Am unteren Ende der Skala liegen die Großräume Berlin und Dresden. Dort verdienen IT-Fachleute am wenigsten. Darüber hinaus ist die Hauptstadt neben der Region Hamburg/Hannover die Metropole, in der am seltensten ein Bonus gezahlt wird.

Besonders viele junge Menschen arbeiten in Stuttgart, Karlsruhe sowie im Ruhrgebiet. 32 Prozent der dort beschäftigten IT-Fachleute sind unter 34 Jahre alt. Allerdings hat das Ruhrgebiet auch eine hohe Fluktuationsquote: 60 Prozent der Befragten gaben an, innerhalb der nächsten zwölf Monate den Job wechseln zu wollen. Diese Rate wird nur im Rhein-Main-Gebiet übertroffen, wo 68 Prozent der Befragten auf dem Absprung sind. In Berlin und im Großraum Hamburg/Hannover planen hingegen „nur“ 41 beziehungsweise 43 Prozent in Kürze einen Jobwechsel.

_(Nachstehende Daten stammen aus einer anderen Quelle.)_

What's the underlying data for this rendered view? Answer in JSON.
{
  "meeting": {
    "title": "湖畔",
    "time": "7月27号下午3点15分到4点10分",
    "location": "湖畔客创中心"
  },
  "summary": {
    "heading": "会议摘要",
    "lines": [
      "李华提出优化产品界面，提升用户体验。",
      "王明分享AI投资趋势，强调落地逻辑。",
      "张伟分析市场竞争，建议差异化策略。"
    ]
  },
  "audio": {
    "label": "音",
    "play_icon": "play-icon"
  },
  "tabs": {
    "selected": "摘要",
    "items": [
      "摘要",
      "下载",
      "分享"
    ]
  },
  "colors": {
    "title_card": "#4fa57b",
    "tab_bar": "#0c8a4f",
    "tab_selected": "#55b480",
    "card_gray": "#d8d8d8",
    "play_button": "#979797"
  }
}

Die besten Chancen, eine neue Stelle zu finden, haben IT-Fachleute im Großraum Dresden und im Rheinland. Hier macht sich der Fachkräftemangel am stärksten bemerkbar, und dementsprechend niedriger ist der Wettbewerb unter den Bewerbern. Das Ruhr- und das Rhein-Main-Gebiet, München, Stuttgart und Karlsruhe sind vom Fachkräftemangel deutlich weniger stark betroffen.

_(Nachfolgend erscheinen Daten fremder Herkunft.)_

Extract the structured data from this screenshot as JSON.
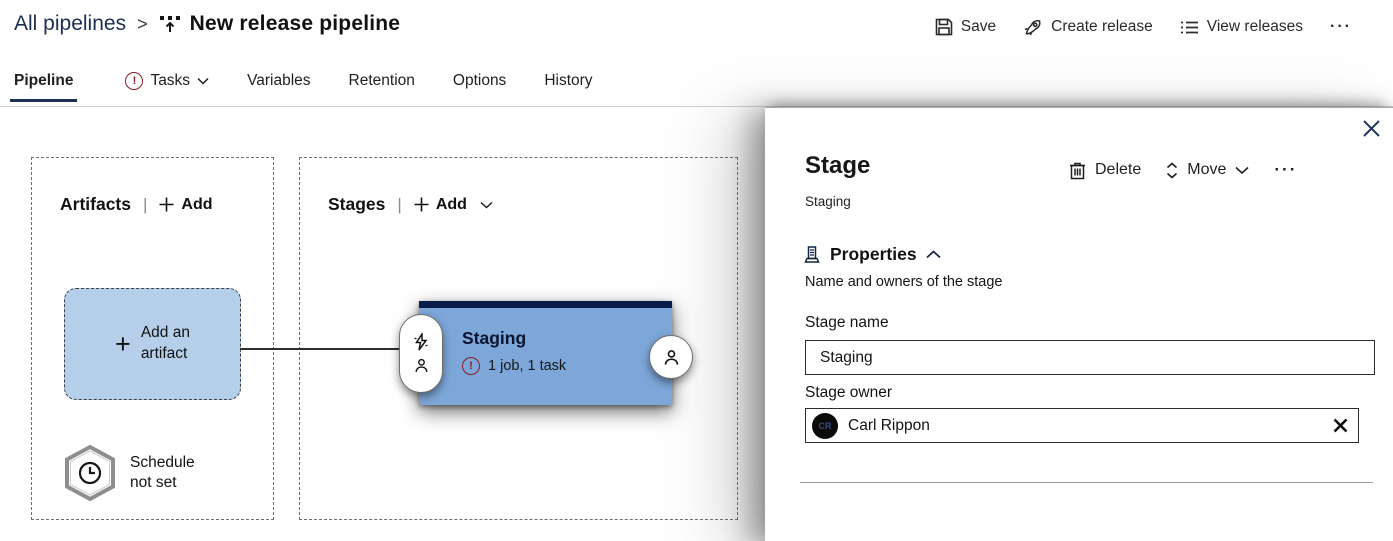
{
  "header": {
    "breadcrumb": {
      "parent": "All pipelines",
      "separator": ">",
      "current": "New release pipeline"
    },
    "commands": {
      "save": "Save",
      "create_release": "Create release",
      "view_releases": "View releases",
      "more": "···"
    }
  },
  "tabs": [
    {
      "label": "Pipeline"
    },
    {
      "label": "Tasks"
    },
    {
      "label": "Variables"
    },
    {
      "label": "Retention"
    },
    {
      "label": "Options"
    },
    {
      "label": "History"
    }
  ],
  "warning_mark": "!",
  "canvas": {
    "artifacts": {
      "title": "Artifacts",
      "divider": "|",
      "add_label": "Add",
      "plus": "+",
      "add_artifact": {
        "line1": "Add an",
        "line2": "artifact"
      },
      "schedule": {
        "line1": "Schedule",
        "line2": "not set"
      }
    },
    "stages": {
      "title": "Stages",
      "divider": "|",
      "add_label": "Add",
      "stage": {
        "name": "Staging",
        "summary": "1 job, 1 task"
      }
    }
  },
  "panel": {
    "title": "Stage",
    "subtitle": "Staging",
    "actions": {
      "delete": "Delete",
      "move": "Move",
      "more": "···"
    },
    "properties": {
      "title": "Properties",
      "description": "Name and owners of the stage"
    },
    "fields": {
      "stage_name": {
        "label": "Stage name",
        "value": "Staging"
      },
      "stage_owner": {
        "label": "Stage owner",
        "value": "Carl Rippon",
        "initials": "CR"
      }
    }
  },
  "colors": {
    "accent_navy": "#1b2e55",
    "stage_blue": "#7da7d9",
    "stage_topbar": "#081c49",
    "warning_red": "#871f26",
    "artifact_fill": "#b5cfeb"
  }
}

„Wer nicht unbedingt in einer Großstadt leben möchte, für den kann es sich finanziell lohnen, abseits der IT-Metropolen nach einer Stelle zu suchen. In unserer Studie schneiden Ruhrgebiet und Rheinland für Jobsuchende gut ab: In beiden Regionen werden hohe Löhne und Honorare gezahlt und die Lebenshaltungskosten liegen im Mittelfeld“, kommentiert Markus Tautz, Country Manager IT Job Board Deutschland.

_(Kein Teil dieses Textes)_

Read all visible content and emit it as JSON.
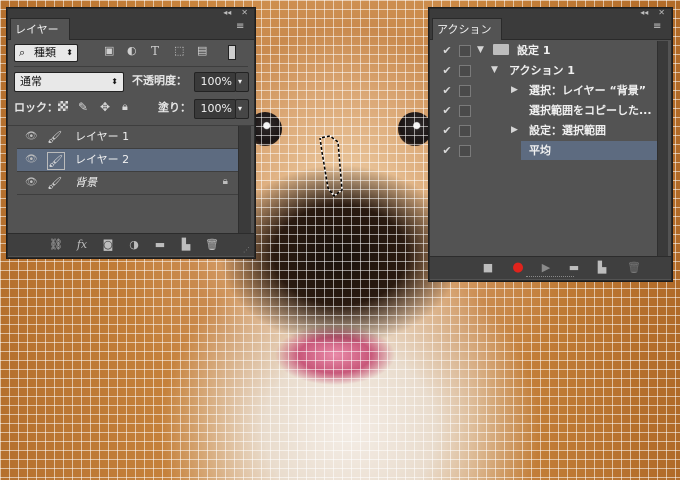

94 Prozent der Umfrageteilnehmer waren zwischen 25 und 64 Jahre alt. Der Frauenanteil lag bei 5 Prozent. 91 Prozent der Befragten arbeiten in der Privatwirtschaft, 9 Prozent bei Behörden und öffentlichen Einrichtungen. Die Daten wurden teilweise nach Festangestellten (72 Prozent) und Freiberuflern (28 Prozent) getrennt ausgewertet.